Fashion
Italy’s Salvatore Ferragamo’s 2025 sales decline despite DTC growth
The group saw sequential improvement in direct-to-consumer (DTC) performance despite ongoing pressure on the wholesale channel and a challenging macroeconomic backdrop. DTC channel recorded a 0.4 per cent increase in net sales at constant exchange rates, supported by positive performances in the US, Europe, and Central and South America. However, this was offset by weaker results in Asian markets. At current exchange rates, DTC revenues declined 3.1 per cent.
Salvatore Ferragamo has reported consolidated revenues of €977 million (~$1.17 billion) in 2025, down YoY.
DTC sales rose modestly at constant exchange rates, supported by the US, Europe, and the Americas, while Asia lagged.
Q4 saw sequential DTC improvement across regions despite continued wholesale pressure amid a challenging macroeconomic environment.
The wholesale channel remained under pressure throughout the year, with net sales falling 17.1 per cent at constant exchange rates and 17.5 per cent at current exchange rates, consistent with the group’s strategy to streamline distribution and prioritise brand-aligned accounts, Salvatore Ferragamo said in a press release.
Region-wise, full-year net sales declined 6.5 per cent at constant exchange rates in Europe, Middle East and Africa (EMEA), while North America recorded growth of 3.1 per cent at constant exchange rates. Central and South America posted a 7.9 per cent increase at constant exchange rates, driven by double-digit DTC growth, partly offset by weaker wholesale performance. Asia Pacific net sales fell 11.5 per cent at constant exchange rates, largely due to wholesale weakness, while Japan recorded a 3.0 per cent decline at constant exchange rates.
By product category, footwear net sales declined 8.1 per cent at constant exchange rates in FY 2025, while leather goods were broadly stable with a 0.6 per cent decline. Apparel recorded marginal growth of 0.2 per cent, while silk and other products grew 3.2 per cent at constant exchange rates.
In the fourth quarter (Q4) of 2025, the group reported preliminary consolidated revenues of €282 million (~$338.4 million), down 2 per cent at constant exchange rates and 3.2 per cent at current exchange rates compared to Q4 2024.
The DTC channel delivered a strong performance during the quarter, with net sales rising 6.3 per cent at constant exchange rates and 0.6 per cent at current exchange rates. Growth accelerated sequentially compared to Q3 2025, despite a tougher comparison base, with all regions posting positive trends.

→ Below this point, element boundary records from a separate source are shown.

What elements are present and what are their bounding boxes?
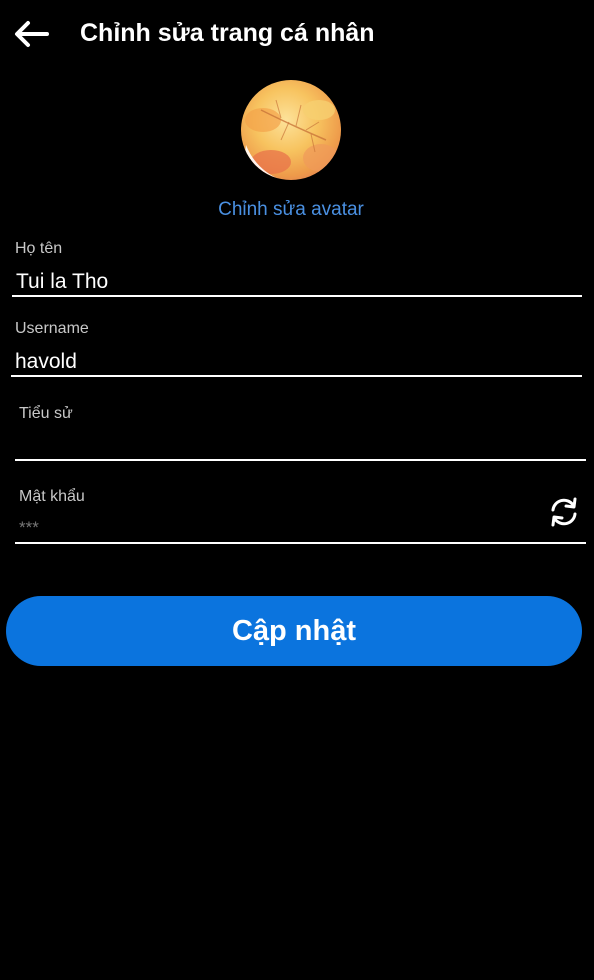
password-input[interactable] (15, 514, 586, 544)
username-input[interactable] (11, 348, 582, 377)
page-title: Chỉnh sửa trang cá nhân (80, 19, 375, 47)
edit-avatar-link[interactable]: Chỉnh sửa avatar (0, 197, 582, 223)
back-button[interactable] (10, 14, 52, 54)
arrow-left-icon (15, 21, 49, 47)
update-button[interactable]: Cập nhật (6, 596, 582, 666)
full-name-input[interactable] (12, 268, 582, 297)
avatar-image (241, 80, 341, 180)
full-name-label: Họ tên (15, 240, 63, 257)
bio-label: Tiểu sử (19, 405, 73, 422)
bio-input[interactable] (15, 430, 586, 461)
avatar[interactable] (241, 80, 341, 180)
app-header: Chỉnh sửa trang cá nhân (0, 0, 594, 66)
refresh-icon (551, 497, 577, 527)
username-label: Username (15, 320, 89, 337)
refresh-password-button[interactable] (546, 494, 582, 530)
password-label: Mật khẩu (19, 488, 85, 505)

Performance was supported by higher conversion rates, increased average ticket size, improved cross-selling and continued solid growth in online sales, driven by higher traffic, order volumes and order values on its official site.
In contrast, the wholesale channel recorded a sharp decline in Q4, with net sales down 30.6 per cent at constant exchange rates and 23.5 per cent at current exchange rates YoY, reflecting the group’s continued focus on controlled distribution and key accounts aligned with its brand positioning.
Regionally, EMEA total net sales declined 10.9 per cent at constant exchange rates, despite mid-single-digit growth in the DTC channel. North America posted a 2 per cent increase in total net sales at constant exchange rates, supported by high-single-digit DTC growth. Central and South America recorded a 5.1 per cent rise at constant exchange rates, while Asia Pacific saw total net sales decline 2.3 per cent at constant exchange rates despite positive DTC performance in Korea, China and Southeast Asia. Japan registered a 2.8 per cent increase in total net sales at constant exchange rates during the quarter.
Since Q2 2025, the group has implemented a revised action plan focused on strengthening alignment across design, product development, communication and distribution. Key initiatives included reinforcing core footwear icons such as the Vara and Tramezza lines, enhancing leather goods offerings with the Hug line and new best-sellers, and updating brand communication to emphasise craftsmanship and heritage through digital-first and omnichannel campaigns, added the release.
Looking ahead, Salvatore Ferragamo said that while geopolitical and macroeconomic uncertainty persists and wholesale conditions are expected to remain challenging, its focus in 2026 will be on sustaining DTC momentum, fully deploying its revised positioning and reassessing its retail distribution network to support brand desirability, topline growth and profitability.